CONFESSION Key Art | ©2022 Uncork'd

CONFESSION Key Art | ©2022 Uncork’d

Rating: Not Rated
Stars: Stephen Moyer, Colm Meaney, Claire-Hope Ashitey
Writer: David Beton
Director: David Beton
Distributor: Uncork’d Entertainment
Release Date: January 21, 2022 (theatrical), January 25, 2022 (digital)

CONFESSION begins as a what’s-going-on-here type of mystery.

Victor Strong (Stephen Moyer) is writing letter of apology/confession to his daughter. He’s bleeding from a gunshot wound, in the office of a Catholic church, preparing to talk with the unsuspecting Father Peter (Colm Meaney).

Victor expects that what he has to say will greatly upset the priest.

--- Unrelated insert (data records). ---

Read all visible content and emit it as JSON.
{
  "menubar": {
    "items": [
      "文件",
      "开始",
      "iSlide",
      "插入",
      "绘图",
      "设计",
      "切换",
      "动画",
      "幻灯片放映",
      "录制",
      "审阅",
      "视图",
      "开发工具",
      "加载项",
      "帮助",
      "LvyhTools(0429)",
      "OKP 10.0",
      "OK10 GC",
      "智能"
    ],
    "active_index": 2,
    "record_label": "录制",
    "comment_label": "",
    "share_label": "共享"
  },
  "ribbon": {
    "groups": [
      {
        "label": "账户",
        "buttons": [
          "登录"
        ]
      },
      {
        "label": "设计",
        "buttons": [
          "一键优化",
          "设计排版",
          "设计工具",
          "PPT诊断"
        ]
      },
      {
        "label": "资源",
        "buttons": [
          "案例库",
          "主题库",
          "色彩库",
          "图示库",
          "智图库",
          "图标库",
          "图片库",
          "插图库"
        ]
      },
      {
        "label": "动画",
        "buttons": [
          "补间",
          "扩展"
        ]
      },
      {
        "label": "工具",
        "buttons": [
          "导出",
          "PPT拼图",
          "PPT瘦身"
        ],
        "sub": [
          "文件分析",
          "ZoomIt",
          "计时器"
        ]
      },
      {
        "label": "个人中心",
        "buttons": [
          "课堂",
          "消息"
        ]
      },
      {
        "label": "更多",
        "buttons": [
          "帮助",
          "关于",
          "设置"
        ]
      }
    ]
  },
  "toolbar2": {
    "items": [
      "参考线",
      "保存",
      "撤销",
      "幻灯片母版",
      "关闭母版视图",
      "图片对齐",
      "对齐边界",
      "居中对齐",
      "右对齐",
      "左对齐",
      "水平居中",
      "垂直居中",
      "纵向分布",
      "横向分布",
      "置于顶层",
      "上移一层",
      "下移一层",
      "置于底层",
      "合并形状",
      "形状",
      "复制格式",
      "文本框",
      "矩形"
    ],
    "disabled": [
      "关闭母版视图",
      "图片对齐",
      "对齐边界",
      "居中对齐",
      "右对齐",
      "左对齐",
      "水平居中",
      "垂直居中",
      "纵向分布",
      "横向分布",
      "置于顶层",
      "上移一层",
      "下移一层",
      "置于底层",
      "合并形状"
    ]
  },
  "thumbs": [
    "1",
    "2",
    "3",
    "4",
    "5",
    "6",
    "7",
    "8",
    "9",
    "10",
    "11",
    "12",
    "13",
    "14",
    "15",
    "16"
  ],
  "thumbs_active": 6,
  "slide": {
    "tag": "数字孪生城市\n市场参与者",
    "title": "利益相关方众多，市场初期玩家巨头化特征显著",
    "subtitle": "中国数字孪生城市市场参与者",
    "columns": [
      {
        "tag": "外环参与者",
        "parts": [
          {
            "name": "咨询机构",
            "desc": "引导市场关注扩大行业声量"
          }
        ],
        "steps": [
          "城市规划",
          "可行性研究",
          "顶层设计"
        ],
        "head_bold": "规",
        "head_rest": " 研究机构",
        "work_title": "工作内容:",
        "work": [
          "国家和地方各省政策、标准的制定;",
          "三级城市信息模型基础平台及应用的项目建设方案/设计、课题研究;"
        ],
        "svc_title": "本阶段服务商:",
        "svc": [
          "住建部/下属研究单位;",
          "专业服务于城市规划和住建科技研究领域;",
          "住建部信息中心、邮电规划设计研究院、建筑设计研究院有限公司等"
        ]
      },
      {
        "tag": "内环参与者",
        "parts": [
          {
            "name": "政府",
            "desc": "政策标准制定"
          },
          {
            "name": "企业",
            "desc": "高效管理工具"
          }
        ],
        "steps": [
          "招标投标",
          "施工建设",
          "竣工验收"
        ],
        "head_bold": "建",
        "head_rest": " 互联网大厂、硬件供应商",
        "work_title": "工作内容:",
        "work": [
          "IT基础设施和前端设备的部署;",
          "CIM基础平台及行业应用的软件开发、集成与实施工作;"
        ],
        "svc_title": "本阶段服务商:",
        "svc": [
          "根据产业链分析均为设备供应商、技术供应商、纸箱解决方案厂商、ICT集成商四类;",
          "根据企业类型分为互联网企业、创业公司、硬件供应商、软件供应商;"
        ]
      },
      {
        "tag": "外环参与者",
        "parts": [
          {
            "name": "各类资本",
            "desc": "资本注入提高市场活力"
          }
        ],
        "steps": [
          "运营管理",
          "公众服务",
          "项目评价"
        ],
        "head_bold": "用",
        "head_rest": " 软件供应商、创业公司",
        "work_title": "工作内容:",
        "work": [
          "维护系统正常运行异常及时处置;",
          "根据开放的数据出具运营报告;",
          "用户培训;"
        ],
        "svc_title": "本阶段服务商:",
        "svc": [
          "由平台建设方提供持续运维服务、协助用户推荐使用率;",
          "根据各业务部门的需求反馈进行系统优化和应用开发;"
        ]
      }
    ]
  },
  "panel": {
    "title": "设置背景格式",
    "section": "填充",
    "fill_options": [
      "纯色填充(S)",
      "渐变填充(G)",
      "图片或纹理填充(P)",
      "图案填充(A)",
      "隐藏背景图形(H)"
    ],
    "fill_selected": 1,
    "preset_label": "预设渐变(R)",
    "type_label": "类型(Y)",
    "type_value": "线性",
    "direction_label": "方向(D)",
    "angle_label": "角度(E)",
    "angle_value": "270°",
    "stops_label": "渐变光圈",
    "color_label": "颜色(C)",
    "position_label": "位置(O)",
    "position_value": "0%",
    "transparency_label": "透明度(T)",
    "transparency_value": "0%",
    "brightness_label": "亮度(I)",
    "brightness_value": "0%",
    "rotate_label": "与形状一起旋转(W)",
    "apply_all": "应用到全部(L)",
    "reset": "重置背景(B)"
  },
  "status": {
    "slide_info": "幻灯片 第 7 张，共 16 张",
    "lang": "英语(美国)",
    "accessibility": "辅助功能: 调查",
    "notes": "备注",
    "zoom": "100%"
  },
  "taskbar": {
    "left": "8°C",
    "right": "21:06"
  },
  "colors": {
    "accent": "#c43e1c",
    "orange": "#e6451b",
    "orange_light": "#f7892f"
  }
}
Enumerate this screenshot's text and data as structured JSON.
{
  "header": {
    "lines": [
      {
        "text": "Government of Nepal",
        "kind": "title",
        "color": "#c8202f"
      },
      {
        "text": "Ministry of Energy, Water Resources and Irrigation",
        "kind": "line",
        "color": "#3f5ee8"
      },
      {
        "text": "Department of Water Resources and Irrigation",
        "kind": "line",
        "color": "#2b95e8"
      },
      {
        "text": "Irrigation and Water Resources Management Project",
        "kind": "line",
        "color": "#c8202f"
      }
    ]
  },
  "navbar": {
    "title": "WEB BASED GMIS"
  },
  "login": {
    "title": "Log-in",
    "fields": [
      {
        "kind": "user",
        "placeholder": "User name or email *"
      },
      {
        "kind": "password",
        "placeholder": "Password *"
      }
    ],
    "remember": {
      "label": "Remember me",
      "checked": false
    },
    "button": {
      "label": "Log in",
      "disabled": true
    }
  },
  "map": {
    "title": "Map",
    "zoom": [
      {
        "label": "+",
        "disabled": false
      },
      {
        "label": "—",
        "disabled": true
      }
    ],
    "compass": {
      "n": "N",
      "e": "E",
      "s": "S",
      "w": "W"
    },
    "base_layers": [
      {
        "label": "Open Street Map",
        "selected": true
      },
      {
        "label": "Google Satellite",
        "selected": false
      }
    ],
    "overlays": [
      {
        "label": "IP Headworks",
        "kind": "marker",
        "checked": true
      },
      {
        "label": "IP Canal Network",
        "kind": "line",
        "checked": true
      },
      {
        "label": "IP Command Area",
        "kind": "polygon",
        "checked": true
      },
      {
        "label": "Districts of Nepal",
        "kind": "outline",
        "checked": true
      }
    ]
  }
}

It certainly doesn’t help that when Victor makes his presence known, he’s training a gun on Father Peter and insisting that the priest lock all the doors.

We become aware early on that there is a third person hiding in the church, also bleeding, trying to listen in on the interaction between the two men.

By now, we’re wondering what’s happening on a number of fronts. Writer/director David Beton gives us an intriguing set-up. He also gives us consistently lovely moody imagery, courtesy of cinematographer Andrew Rodger and production designer Jamie Foote.

However, despite committed performances by Moyer as the desperate Victor and Meaney as the alternately concerned and bewildered cleric, there are problems that the actors can’t solve solely through their work.

Time and again, characters don’t ask reasonable questions (that will occur to most viewers) simply because to do so would cause particular revelations to happen early.

The more we learn about what’s happening, the more we have reservations about one character’s methods and logic. Another character jumps to conclusions so off-base that we can’t figure out how he’s arriving at them.

Also, while CONFESSION is largely a dialogue between a self-professed sinner and a priest, the film fails to make meaningful connections between religion, or even philosophy, and the situation at hand. While there is some impact of one person upon another, much of what we hear is expository rather than a conflict between faith and fatalism.

Fans of Moyer and/or Meaney may enjoy getting to see these thespians plying their craft with little interruption for almost eighty minutes. As a thriller or as a message piece, though, CONFESSION disappoints.